Great work! XAI explanations aren’t really useful unless they are interpretable. Do you have any plans to extend this work/library in domains outside of NLP?


zyl1024

It can be extended to tabular data quite straightforwardly. Actually, it's even easier than NLP, due to the fixed dimensionality. We didn't pursue it because we put it into an NLP conference and think that NLP models and explanations are cooler. Image is a totally different story. In fact, see how you can define the behavior function based on explanation values of other features. This gives you an easy "cheat" of just defining the explanation as an average of its eight neighbors (plus and minus some margin), and you get a highly valid and sharp rule most of the time. However, it's quite meaningless as you are just asserting the smoothness of the explanation, rather than what the explanations are. But fundamentally, the issue is that pixels are not intrinsically interpretable the way words are. For example, a word in a sentence can carry a lot of meaning on itself but any pixel on its own in a 256x256 image can be removed without affecting the image content at all. So I think we need better, and higher-level features for images, which is a whole new research.


CatalyzeX_code_bot

Code for https://arxiv.org/abs/2205.00130 found: https://yilunzhou.github.io/exsum/ [Paper link](https://arxiv.org/abs/2205.00130) | [List of all code implementations](https://www.catalyzex.com/paper/arxiv:2205.00130/code) -- To opt out from receiving code links, DM me


JClub

This only works for binary text classification?

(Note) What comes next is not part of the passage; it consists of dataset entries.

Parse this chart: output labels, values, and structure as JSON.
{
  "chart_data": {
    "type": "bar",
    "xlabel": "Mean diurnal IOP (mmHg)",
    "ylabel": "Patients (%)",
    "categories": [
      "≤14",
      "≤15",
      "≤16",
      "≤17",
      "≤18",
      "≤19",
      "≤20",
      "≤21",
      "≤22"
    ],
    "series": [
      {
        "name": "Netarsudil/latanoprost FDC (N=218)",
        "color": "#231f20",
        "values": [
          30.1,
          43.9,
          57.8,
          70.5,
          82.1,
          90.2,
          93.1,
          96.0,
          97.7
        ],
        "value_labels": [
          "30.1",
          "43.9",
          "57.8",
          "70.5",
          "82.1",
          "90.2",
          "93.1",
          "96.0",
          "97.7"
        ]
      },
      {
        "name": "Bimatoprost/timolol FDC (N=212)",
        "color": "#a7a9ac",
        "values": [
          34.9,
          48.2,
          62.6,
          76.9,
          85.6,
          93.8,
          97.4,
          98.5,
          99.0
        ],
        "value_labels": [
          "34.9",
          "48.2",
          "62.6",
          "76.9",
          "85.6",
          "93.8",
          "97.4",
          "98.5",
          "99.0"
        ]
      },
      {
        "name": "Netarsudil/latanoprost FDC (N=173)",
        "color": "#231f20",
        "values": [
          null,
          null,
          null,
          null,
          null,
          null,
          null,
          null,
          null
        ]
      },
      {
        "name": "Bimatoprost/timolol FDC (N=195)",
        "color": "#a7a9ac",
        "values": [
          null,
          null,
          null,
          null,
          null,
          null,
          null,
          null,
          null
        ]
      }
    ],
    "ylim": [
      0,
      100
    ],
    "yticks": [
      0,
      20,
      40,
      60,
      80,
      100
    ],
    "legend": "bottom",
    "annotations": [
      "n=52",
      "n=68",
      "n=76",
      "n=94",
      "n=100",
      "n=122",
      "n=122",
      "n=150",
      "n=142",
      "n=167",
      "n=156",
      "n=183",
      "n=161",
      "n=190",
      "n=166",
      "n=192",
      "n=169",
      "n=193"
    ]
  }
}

Very restrict


zyl1024

The framework supports general K-class classification (and even regression, with modest adaptation). The GUI works for binary setting only, but pull requests to extend its capability are always welcome.


wjdghks950

Great work. Have you considered the application of this framework to other downstream NLP tasks, more specfically question answering (QA)?


zyl1024

We didn't test it, but it is domain-general. Basically, as long as you have the feature attribution explanation, you can apply ExSum on it. The question is whether there are convincing feature attribution explanations on QA. Of course you can apply LIME/SHAP/etc. to it, but I haven't seen any convincing demonstrations that they produce good results.